Permissions and Vault Privileges

As a Google Workspace administrator, you can allow users in your organization to do all Vault tasks or only a specific subset. For example, you might allow certain users to set retention rules, and allow a different group to search and export data.

You can give a user Vault privileges without giving them a Vault license. Users don’t need Vault licenses to have Vault privileges.

Create an admin role with Vault privileges

You must be signed in as a super administrator for this.

1. Sign in with a super administrator account to the Google Admin console.
   If you aren’t using a super administrator account, you can’t complete these steps.

2. Go to Menu  Account > Admin roles.

3. Click Create a new role.

4. Enter a name and description for the role. For example, the name could be the privilege that the user will have.

5. Click Continue

6. Locate and expand the Google Vault section.
   Tip: In the search box, enter Google Vault.

7. Select privileges for the role. For more details, go to the Vault Privileges reference.

8. Click Continue.

9. Review the privileges you selected, then click Create Role.

Assign Vault roles to users

You must be signed in as a super administrator for this task.

You can assign Vault roles to one user at a time or to several users at once.

With either approach:

• Users usually get the new role within minutes, but it can take up to 24 hours.

• If the role includes only Manage Exports, Manage Searches, Manage Holds, and Manage Matters, you can restrict the scope of the role to a specific organizational unit.
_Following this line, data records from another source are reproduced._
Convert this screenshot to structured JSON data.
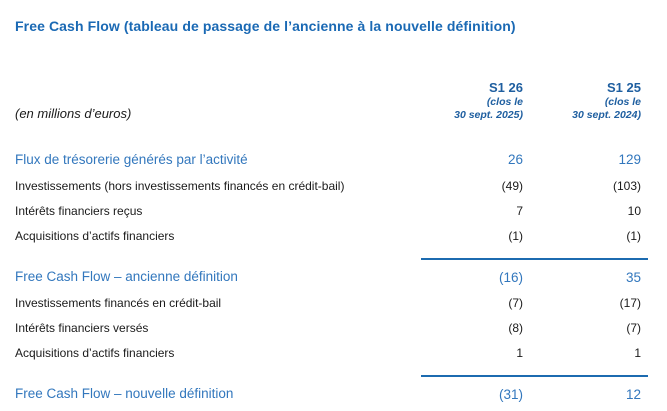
{
  "title": "Free Cash Flow (tableau de passage de l’ancienne à la nouvelle définition)",
  "unit_note": "(en millions d’euros)",
  "columns": [
    {
      "period": "S1 26",
      "note_line1": "(clos le",
      "note_line2": "30 sept. 2025)"
    },
    {
      "period": "S1 25",
      "note_line1": "(clos le",
      "note_line2": "30 sept. 2024)"
    }
  ],
  "rows": [
    {
      "label": "Flux de trésorerie générés par l’activité",
      "values": [
        "26",
        "129"
      ],
      "style": "section"
    },
    {
      "label": "Investissements (hors investissements financés en crédit-bail)",
      "values": [
        "(49)",
        "(103)"
      ],
      "style": "normal"
    },
    {
      "label": "Intérêts financiers reçus",
      "values": [
        "7",
        "10"
      ],
      "style": "normal"
    },
    {
      "label": "Acquisitions d’actifs financiers",
      "values": [
        "(1)",
        "(1)"
      ],
      "style": "normal"
    },
    {
      "label": "Free Cash Flow – ancienne définition",
      "values": [
        "(16)",
        "35"
      ],
      "style": "total"
    },
    {
      "label": "Investissements financés en crédit-bail",
      "values": [
        "(7)",
        "(17)"
      ],
      "style": "normal"
    },
    {
      "label": "Intérêts financiers versés",
      "values": [
        "(8)",
        "(7)"
      ],
      "style": "normal"
    },
    {
      "label": "Acquisitions d’actifs financiers",
      "values": [
        "1",
        "1"
      ],
      "style": "normal"
    },
    {
      "label": "Free Cash Flow – nouvelle définition",
      "values": [
        "(31)",
        "12"
      ],
      "style": "total"
    }
  ],
  "colors": {
    "title_blue": "#1a69b4",
    "header_blue": "#1f5fa0",
    "section_blue": "#3277bd",
    "rule_blue": "#1c6bb0",
    "body_text": "#1a1a1a",
    "background": "#ffffff"
  }
}
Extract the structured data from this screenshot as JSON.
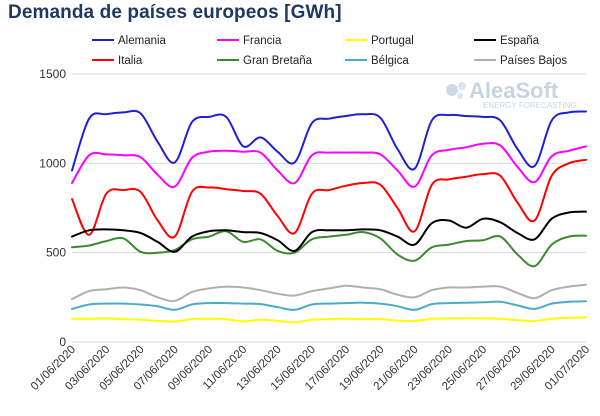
{
  "title": "Demanda de países europeos [GWh]",
  "watermark": {
    "brand": "AleaSoft",
    "tagline": "ENERGY FORECASTING"
  },
  "chart_data": {
    "type": "line",
    "title": "Demanda de países europeos [GWh]",
    "xlabel": "",
    "ylabel": "",
    "ylim": [
      0,
      1500
    ],
    "yticks": [
      0,
      500,
      1000,
      1500
    ],
    "grid": true,
    "legend_position": "top",
    "x": [
      "01/06/2020",
      "02/06/2020",
      "03/06/2020",
      "04/06/2020",
      "05/06/2020",
      "06/06/2020",
      "07/06/2020",
      "08/06/2020",
      "09/06/2020",
      "10/06/2020",
      "11/06/2020",
      "12/06/2020",
      "13/06/2020",
      "14/06/2020",
      "15/06/2020",
      "16/06/2020",
      "17/06/2020",
      "18/06/2020",
      "19/06/2020",
      "20/06/2020",
      "21/06/2020",
      "22/06/2020",
      "23/06/2020",
      "24/06/2020",
      "25/06/2020",
      "26/06/2020",
      "27/06/2020",
      "28/06/2020",
      "29/06/2020",
      "30/06/2020",
      "01/07/2020"
    ],
    "xtick_labels": [
      "01/06/2020",
      "03/06/2020",
      "05/06/2020",
      "07/06/2020",
      "09/06/2020",
      "11/06/2020",
      "13/06/2020",
      "15/06/2020",
      "17/06/2020",
      "19/06/2020",
      "21/06/2020",
      "23/06/2020",
      "25/06/2020",
      "27/06/2020",
      "29/06/2020",
      "01/07/2020"
    ],
    "series": [
      {
        "name": "Alemania",
        "color": "#1f1fd6",
        "values": [
          960,
          1250,
          1275,
          1285,
          1280,
          1120,
          1005,
          1230,
          1260,
          1260,
          1095,
          1145,
          1065,
          1005,
          1225,
          1250,
          1265,
          1275,
          1255,
          1080,
          970,
          1240,
          1270,
          1265,
          1260,
          1240,
          1080,
          985,
          1240,
          1285,
          1290
        ]
      },
      {
        "name": "Francia",
        "color": "#ff00ff",
        "values": [
          890,
          1045,
          1050,
          1045,
          1035,
          935,
          870,
          1030,
          1065,
          1070,
          1065,
          1060,
          960,
          890,
          1045,
          1060,
          1060,
          1060,
          1050,
          960,
          870,
          1045,
          1075,
          1090,
          1110,
          1100,
          980,
          895,
          1040,
          1070,
          1095
        ]
      },
      {
        "name": "Portugal",
        "color": "#ffff00",
        "values": [
          130,
          130,
          132,
          128,
          125,
          118,
          115,
          127,
          130,
          128,
          115,
          125,
          118,
          110,
          125,
          128,
          130,
          128,
          128,
          120,
          118,
          130,
          132,
          133,
          132,
          130,
          122,
          118,
          130,
          135,
          138
        ]
      },
      {
        "name": "España",
        "color": "#000000",
        "values": [
          590,
          625,
          630,
          625,
          610,
          560,
          505,
          590,
          620,
          625,
          615,
          610,
          570,
          510,
          615,
          625,
          625,
          630,
          625,
          590,
          545,
          665,
          680,
          640,
          690,
          670,
          610,
          575,
          690,
          725,
          730
        ]
      },
      {
        "name": "Italia",
        "color": "#ff0000",
        "values": [
          800,
          600,
          830,
          850,
          840,
          680,
          590,
          840,
          865,
          855,
          845,
          830,
          705,
          610,
          830,
          850,
          875,
          890,
          880,
          750,
          620,
          880,
          910,
          925,
          940,
          930,
          780,
          680,
          930,
          1000,
          1020
        ]
      },
      {
        "name": "Gran Bretaña",
        "color": "#3c8a2e",
        "values": [
          530,
          540,
          565,
          580,
          505,
          500,
          515,
          575,
          590,
          620,
          560,
          575,
          510,
          500,
          575,
          590,
          600,
          615,
          580,
          490,
          455,
          530,
          545,
          565,
          570,
          590,
          490,
          425,
          545,
          590,
          595
        ]
      },
      {
        "name": "Bélgica",
        "color": "#4bacc6",
        "values": [
          185,
          210,
          215,
          215,
          210,
          200,
          180,
          210,
          218,
          218,
          215,
          212,
          195,
          180,
          210,
          215,
          218,
          220,
          215,
          200,
          180,
          212,
          218,
          220,
          222,
          225,
          205,
          185,
          215,
          225,
          228
        ]
      },
      {
        "name": "Países Bajos",
        "color": "#b0b0b0",
        "values": [
          240,
          285,
          295,
          305,
          290,
          250,
          230,
          280,
          300,
          310,
          305,
          290,
          270,
          260,
          285,
          300,
          315,
          305,
          295,
          265,
          250,
          290,
          305,
          305,
          310,
          310,
          275,
          245,
          290,
          310,
          320
        ]
      }
    ]
  }
}
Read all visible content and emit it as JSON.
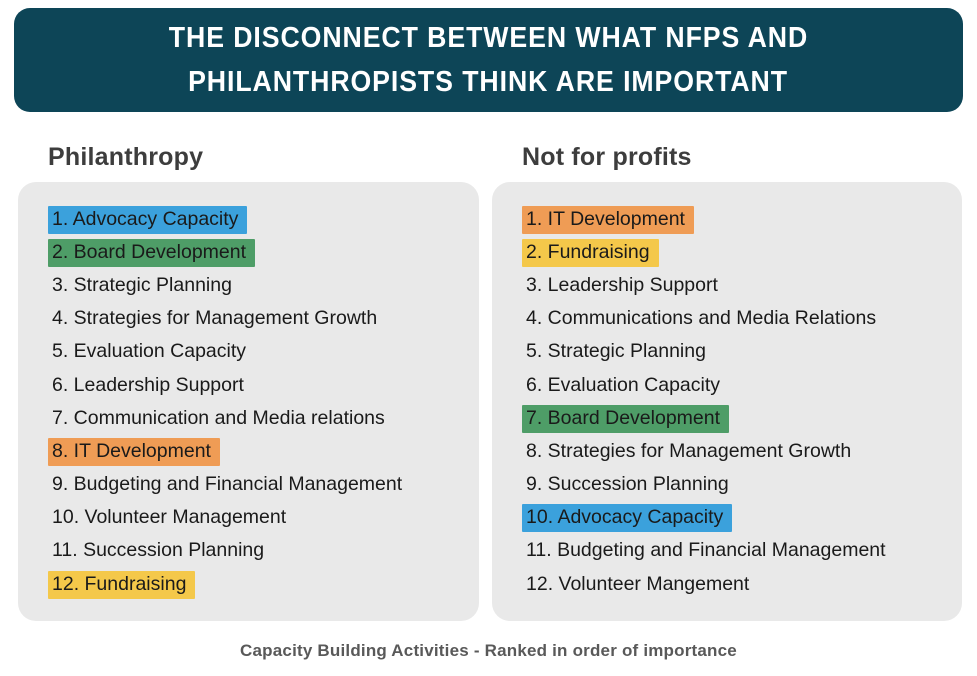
{
  "title": {
    "line1": "THE DISCONNECT BETWEEN WHAT NFPS AND",
    "line2": "PHILANTHROPISTS THINK ARE IMPORTANT"
  },
  "columns": [
    {
      "heading": "Philanthropy",
      "items": [
        {
          "rank": 1,
          "label": "Advocacy Capacity",
          "highlight": "blue"
        },
        {
          "rank": 2,
          "label": "Board Development",
          "highlight": "green"
        },
        {
          "rank": 3,
          "label": "Strategic Planning",
          "highlight": null
        },
        {
          "rank": 4,
          "label": "Strategies for Management Growth",
          "highlight": null
        },
        {
          "rank": 5,
          "label": "Evaluation Capacity",
          "highlight": null
        },
        {
          "rank": 6,
          "label": "Leadership Support",
          "highlight": null
        },
        {
          "rank": 7,
          "label": "Communication and Media relations",
          "highlight": null
        },
        {
          "rank": 8,
          "label": "IT Development",
          "highlight": "orange"
        },
        {
          "rank": 9,
          "label": "Budgeting and Financial Management",
          "highlight": null
        },
        {
          "rank": 10,
          "label": "Volunteer Management",
          "highlight": null
        },
        {
          "rank": 11,
          "label": "Succession Planning",
          "highlight": null
        },
        {
          "rank": 12,
          "label": "Fundraising",
          "highlight": "yellow"
        }
      ]
    },
    {
      "heading": "Not for profits",
      "items": [
        {
          "rank": 1,
          "label": "IT Development",
          "highlight": "orange"
        },
        {
          "rank": 2,
          "label": "Fundraising",
          "highlight": "yellow"
        },
        {
          "rank": 3,
          "label": "Leadership Support",
          "highlight": null
        },
        {
          "rank": 4,
          "label": "Communications and Media Relations",
          "highlight": null
        },
        {
          "rank": 5,
          "label": "Strategic Planning",
          "highlight": null
        },
        {
          "rank": 6,
          "label": "Evaluation Capacity",
          "highlight": null
        },
        {
          "rank": 7,
          "label": "Board Development",
          "highlight": "green"
        },
        {
          "rank": 8,
          "label": "Strategies for Management Growth",
          "highlight": null
        },
        {
          "rank": 9,
          "label": "Succession Planning",
          "highlight": null
        },
        {
          "rank": 10,
          "label": "Advocacy Capacity",
          "highlight": "blue"
        },
        {
          "rank": 11,
          "label": "Budgeting and Financial Management",
          "highlight": null
        },
        {
          "rank": 12,
          "label": "Volunteer Mangement",
          "highlight": null
        }
      ]
    }
  ],
  "caption": "Capacity Building Activities - Ranked in order of importance",
  "colors": {
    "banner": "#0d4557",
    "panel": "#e9e9e9",
    "highlight_blue": "#3ba1dc",
    "highlight_green": "#4e9d67",
    "highlight_orange": "#ef9c55",
    "highlight_yellow": "#f4c84a"
  }
}
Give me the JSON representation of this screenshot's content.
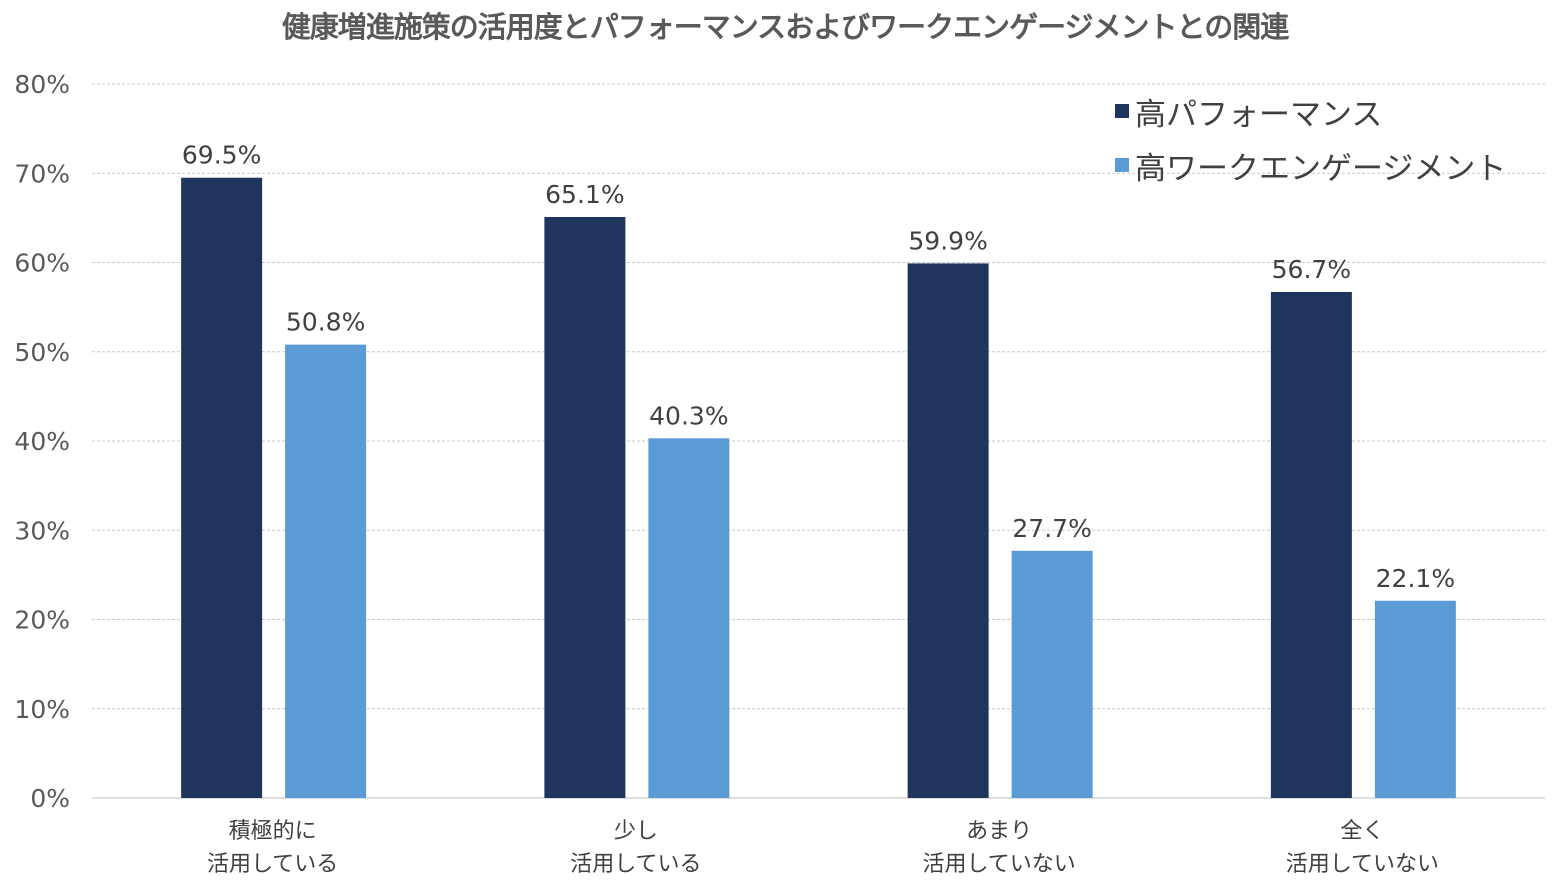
{
  "chart_data": {
    "type": "bar",
    "title": "健康増進施策の活用度とパフォーマンスおよびワークエンゲージメントとの関連",
    "categories": [
      [
        "積極的に",
        "活用している"
      ],
      [
        "少し",
        "活用している"
      ],
      [
        "あまり",
        "活用していない"
      ],
      [
        "全く",
        "活用していない"
      ]
    ],
    "series": [
      {
        "name": "高パフォーマンス",
        "values": [
          69.5,
          65.1,
          59.9,
          56.7
        ],
        "labels": [
          "69.5%",
          "65.1%",
          "59.9%",
          "56.7%"
        ],
        "color": "#1f355e"
      },
      {
        "name": "高ワークエンゲージメント",
        "values": [
          50.8,
          40.3,
          27.7,
          22.1
        ],
        "labels": [
          "50.8%",
          "40.3%",
          "27.7%",
          "22.1%"
        ],
        "color": "#5b9bd5"
      }
    ],
    "ylim": [
      0,
      80
    ],
    "yticks": [
      "0%",
      "10%",
      "20%",
      "30%",
      "40%",
      "50%",
      "60%",
      "70%",
      "80%"
    ],
    "grid": true,
    "legend_position": "top-right"
  }
}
Allow an external user to access Vault

Your organization can grant Vault access to external users, such as the members of a regulatory agency, to comply with an investigation or audit. Your Google Workspace administrator must first add these users to your organization in the Admin console and give them privileges to search in Vault, view reports, or perform other tasks. 

To grant access and assign Vault privileges to external users:

1. Sign in to the Admin console.

2. Create a new organizational unit for external users.

3. Turn services on or off (for example, Gmail) for this organizational unit as required.

4. Add external users to this organizational unit.
   For example, if you want sarah@solarmora.com, an external investigator, to access Vault, you can add her as sarah-solarmora@your_domain.com.
   Note: If you're using Directory Sync to manage your users, you must add external users to your LDAP directory or to Directory Sync so that they aren't automatically removed during synchronization.

5. Create a new admin role with the required Vault privileges.

6. Assign the admin role to external users as needed.

These external users do not require a Vault license.

To help external users get started in Vault:

1. Get usernames and passwords from the Google Workspace administrator (created in step 4 above). External users enter these sign-in credentials to access Vault.

2. Give these credentials to external users.

3. Tell these users where to sign in to Vault.